Remix.run Logo
RobinL 7 hours ago

Author here. I wouldn't argue SQL or duckdb is _more_ testable than polars. But I think historically people have criticised SQL as being hard to test. Duckdb changes that.

I disagree that SQL has nothing to do with fast. One of the most amazing things to me about SQL is that, since it's declarative, the same code has got faster and faster to execute as we've gone through better and better SQL engines. I've seen this through the past five years of writing and maintaining a record linkage library. It generates SQL that can be executed against multiple backends. My library gets faster and faster year after year without me having to do anything, due to improvements in the SQL backends that handle things like vectorisation and parallelization for me. I imagine if I were to try and program the routines by hand, it would be significantly slower since so much work has gone into optimising SQL engines.

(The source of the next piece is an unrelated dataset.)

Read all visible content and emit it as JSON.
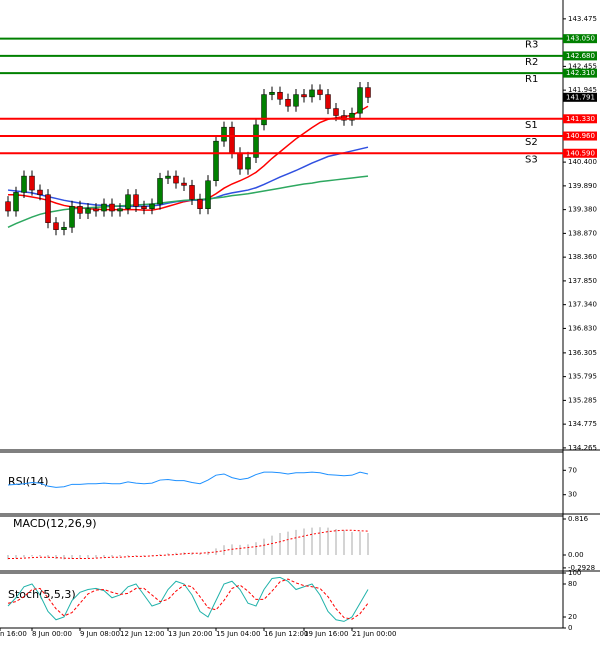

In terms of future proof - yes in the sense that the code will still be easy to run in 20 years time.

theLiminator 6 hours ago | parent [-]

> I disagree that SQL has nothing to do with fast. One of the most amazing things to me about SQL is that, since it's declarative, the same code has got faster and faster to execute as we've gone through better and better SQL engines.

Yeah, but SQL isn't really portable between query all query engines. You always have to be speaking the same dialect. Also, SQL isn't the only "declarative" dsl, polars's lazyframe api is similarly declarative. Technically Ibis's dataframe dsl also works as a multi-frontend declarative query language. Or even substrait.

Anways my point is that SQL is not inherently a faster paradigm than "dataframes", but that you're conflating declarative query planning with SQL.